Atlanta Journal Constitution July 30, 2006
Building Iraqis' trust a difficult mission
Progress in Iraqi town fades since Georgia Guard unit headed home
By Moni Basu, Ron Martz
Soon after Doraville's police chief, Lt. Col. John King, arrived with his soldiers in Iraq's treacherous Triangle of Death last summer, they set about the civilian task of nation-building.
Within months, the Georgia Army National Guard's 48th Brigade Combat Team began earning trust from the residents in Mahmudiyah, a small, rural town 45 minutes south of Baghdad that had become notorious for insurgent attacks and criminal activity.
The citizen soldiers knew that the key to their success would be their ability to nurture relationships with the Iraqi people.
"They were telling us where the bad guys were, where the IEDs [improvised explosive devices, or makeshift bombs] were put in so that we could destroy them instead of hitting them," said Brig. Gen.

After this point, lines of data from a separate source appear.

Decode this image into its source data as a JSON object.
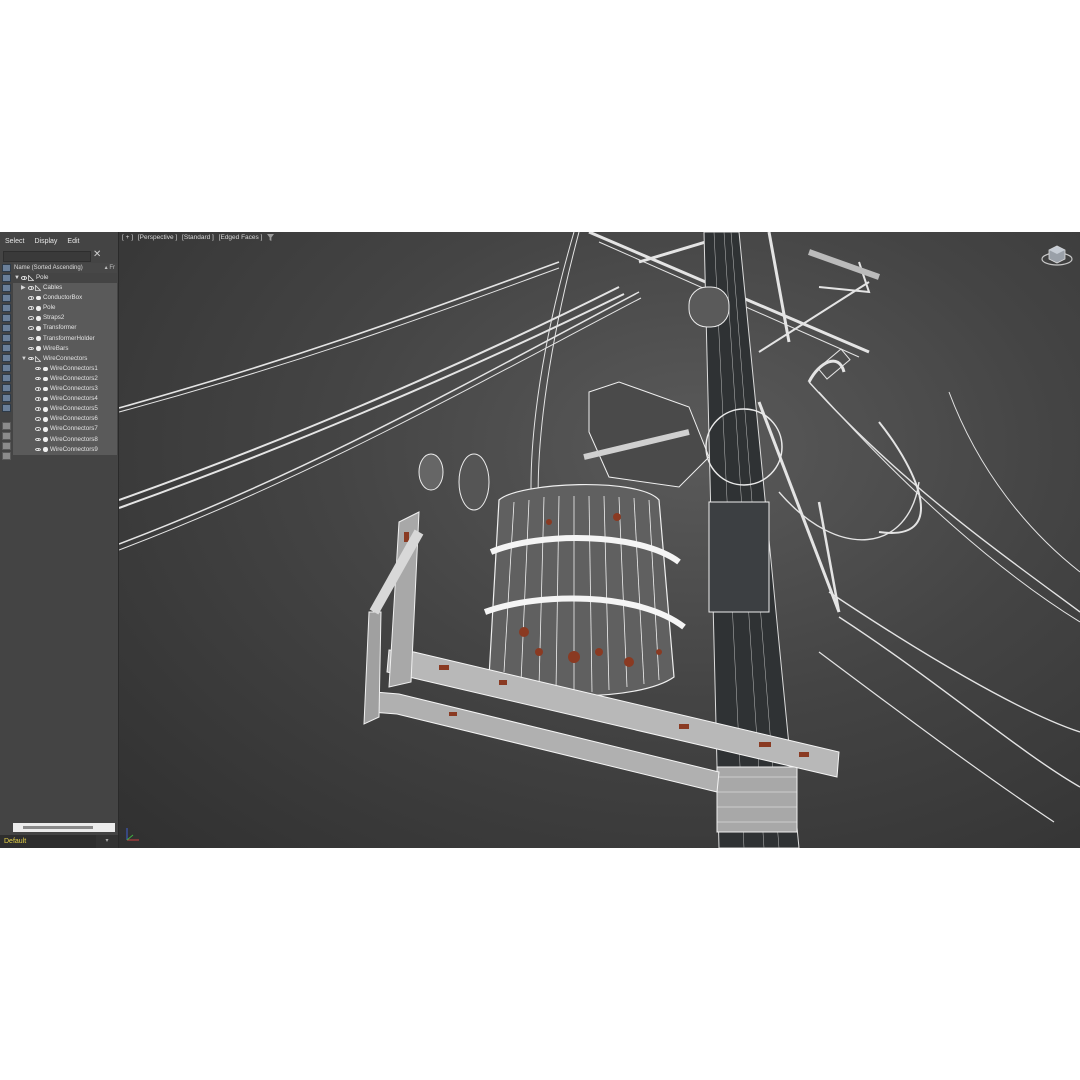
{
  "explorer": {
    "menu": [
      "Select",
      "Display",
      "Edit"
    ],
    "column_header": "Name (Sorted Ascending)",
    "column_header_right": "▴ Fr",
    "items": [
      {
        "label": "Pole",
        "level": 0,
        "expand": "open",
        "type": "bone"
      },
      {
        "label": "Cables",
        "level": 1,
        "expand": "closed",
        "type": "bone",
        "selected": true
      },
      {
        "label": "ConductorBox",
        "level": 1,
        "expand": "none",
        "type": "object",
        "selected": true
      },
      {
        "label": "Pole",
        "level": 1,
        "expand": "none",
        "type": "object",
        "selected": true
      },
      {
        "label": "Straps2",
        "level": 1,
        "expand": "none",
        "type": "object",
        "selected": true
      },
      {
        "label": "Transformer",
        "level": 1,
        "expand": "none",
        "type": "object",
        "selected": true
      },
      {
        "label": "TransformerHolder",
        "level": 1,
        "expand": "none",
        "type": "object",
        "selected": true
      },
      {
        "label": "WireBars",
        "level": 1,
        "expand": "none",
        "type": "object",
        "selected": true
      },
      {
        "label": "WireConnectors",
        "level": 1,
        "expand": "open",
        "type": "bone",
        "selected": true
      },
      {
        "label": "WireConnectors1",
        "level": 2,
        "expand": "none",
        "type": "object",
        "selected": true
      },
      {
        "label": "WireConnectors2",
        "level": 2,
        "expand": "none",
        "type": "object",
        "selected": true
      },
      {
        "label": "WireConnectors3",
        "level": 2,
        "expand": "none",
        "type": "object",
        "selected": true
      },
      {
        "label": "WireConnectors4",
        "level": 2,
        "expand": "none",
        "type": "object",
        "selected": true
      },
      {
        "label": "WireConnectors5",
        "level": 2,
        "expand": "none",
        "type": "object",
        "selected": true
      },
      {
        "label": "WireConnectors6",
        "level": 2,
        "expand": "none",
        "type": "object",
        "selected": true
      },
      {
        "label": "WireConnectors7",
        "level": 2,
        "expand": "none",
        "type": "object",
        "selected": true
      },
      {
        "label": "WireConnectors8",
        "level": 2,
        "expand": "none",
        "type": "object",
        "selected": true
      },
      {
        "label": "WireConnectors9",
        "level": 2,
        "expand": "none",
        "type": "object",
        "selected": true
      }
    ],
    "toolbar_icons": [
      "display-none-icon",
      "display-all-icon",
      "display-invert-icon",
      "geometry-icon",
      "shape-icon",
      "light-icon",
      "camera-icon",
      "helper-icon",
      "spacewarp-icon",
      "group-icon",
      "xref-icon",
      "bone-icon",
      "container-icon",
      "frozen-icon",
      "hidden-icon",
      "layer-icon",
      "filter-icon",
      "funnel-icon",
      "tab-icon"
    ],
    "layer": "Default"
  },
  "viewport": {
    "labels": [
      "[ + ]",
      "[Perspective ]",
      "[Standard ]",
      "[Edged Faces ]"
    ],
    "filter_icon": "funnel-icon",
    "navigation_icon": "viewcube-icon",
    "axis_icon": "xyz-axis-icon"
  },
  "colors": {
    "panel_bg": "#444444",
    "viewport_bg": "#3a3a3a",
    "selection_bg": "#5a5a5a",
    "layer_text": "#e8d44a",
    "wire": "#e6e6e6",
    "rust": "#8a3a22"
  }
}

Stewart Rodeheaver, commander of the 48th Brigade.
But, after just five months on the job, the Army replaced the Georgians in Mahmudiyah and southwest Baghdad.
Brigade officers found themselves handing over control to the 101st Airborne Division, the storied regular Army unit out of Fort Campbell, Ky., that has a well-respected history dating back to the beaches of Normandy.
What happened after the 101st Airborne units moved in, however, has raised questions among military analysts about what type of combat unit is best suited for Iraq.
The 48th Brigade's 1st Battalion of the 108th Armor Regiment, a unit that had roughly 800 soldiers, suffered six deaths in the Mahmudiyah area — three of them from non-combat vehicle accidents. By comparison, the two 101st battalions of about 1,400 soldiers patrolling the same area have been hit hard, losing 35 soldiers in eight months.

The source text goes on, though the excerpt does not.